Japan July Bank Lending Incl. Trusts: +3.2% YoY (Prev. +2.8%) Ex-Trusts: +3.5% YoY (Prev. +3.0%)
Japan June BoP Current Account: ¥1,348.2B (Est. ¥1,806.1B; Prev. ¥3,436.4B) Trade Balance (BoP Basis): ¥469.6B (Est. ¥402.1B; Prev. ¥-522.3B) Adjusted Current Account: ¥2,397.9B (Est. ¥2,750.8B; Prev. ¥2,818.1B)
Japan Bank Lending Incl Trusts (Y/Y) Jul: 3.2% (prev 2.8%) - Bank Lending Ex-Trusts (Y/Y): 3.5% (prev 3.0%)

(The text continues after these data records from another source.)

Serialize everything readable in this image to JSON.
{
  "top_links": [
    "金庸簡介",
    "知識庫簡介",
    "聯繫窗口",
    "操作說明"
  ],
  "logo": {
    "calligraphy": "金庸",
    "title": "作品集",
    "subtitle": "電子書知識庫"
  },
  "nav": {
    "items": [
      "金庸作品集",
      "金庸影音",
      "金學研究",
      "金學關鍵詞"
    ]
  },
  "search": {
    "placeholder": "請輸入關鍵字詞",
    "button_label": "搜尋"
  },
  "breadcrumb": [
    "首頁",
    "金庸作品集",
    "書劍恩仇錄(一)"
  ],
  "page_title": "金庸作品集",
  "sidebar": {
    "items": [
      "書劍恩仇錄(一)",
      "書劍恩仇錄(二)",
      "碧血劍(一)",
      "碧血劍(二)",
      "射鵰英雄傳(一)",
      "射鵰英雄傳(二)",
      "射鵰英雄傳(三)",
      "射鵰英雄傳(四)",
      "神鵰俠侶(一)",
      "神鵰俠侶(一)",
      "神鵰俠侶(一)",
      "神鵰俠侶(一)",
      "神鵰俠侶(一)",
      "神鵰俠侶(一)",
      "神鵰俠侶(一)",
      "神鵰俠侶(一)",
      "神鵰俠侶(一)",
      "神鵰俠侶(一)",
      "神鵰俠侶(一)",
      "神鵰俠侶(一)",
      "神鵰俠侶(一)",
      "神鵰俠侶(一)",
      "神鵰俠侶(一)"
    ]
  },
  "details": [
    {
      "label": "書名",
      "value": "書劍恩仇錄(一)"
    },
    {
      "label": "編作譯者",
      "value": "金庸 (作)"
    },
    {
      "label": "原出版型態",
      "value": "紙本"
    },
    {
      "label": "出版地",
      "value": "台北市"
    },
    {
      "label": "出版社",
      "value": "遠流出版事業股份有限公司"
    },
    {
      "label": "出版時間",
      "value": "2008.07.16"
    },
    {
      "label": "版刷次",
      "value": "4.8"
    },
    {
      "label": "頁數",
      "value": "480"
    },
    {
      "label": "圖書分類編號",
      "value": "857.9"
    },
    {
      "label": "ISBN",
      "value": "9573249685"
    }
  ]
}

Japanese consumer spending lost momentum in June, with all-household outlays rising 1.3% from a year earlier, roughly half the market’s expected pace and down sharply from May’s 4.7% gain. On a monthly basis spending fell 5.2%, reversing a 4.6% increase the previous month and underscoring fragile domestic demand. External balances also softened. The current-account surplus narrowed to ¥1.35 trillion ($9 billion) in June, well below the ¥1.81 trillion consensus and less than half May’s ¥3.44 trillion. Even so, the trade component swung to a ¥469.6 billion surplus after a ¥522.3 billion deficit, suggesting the wider gap was driven by weaker income flows. The seasonally adjusted current account came in at ¥2.40 trillion versus a revised ¥2.82 trillion a month earlier. Credit growth showed a brighter tone: bank lending including trusts expanded 3.2% year on year in July, the fastest pace since February, while loans excluding trusts rose 3.5%. The mixed data complicate the Bank of Japan’s assessment of whether consumption can shoulder more of the recovery as it weighs the timing of further policy normalization.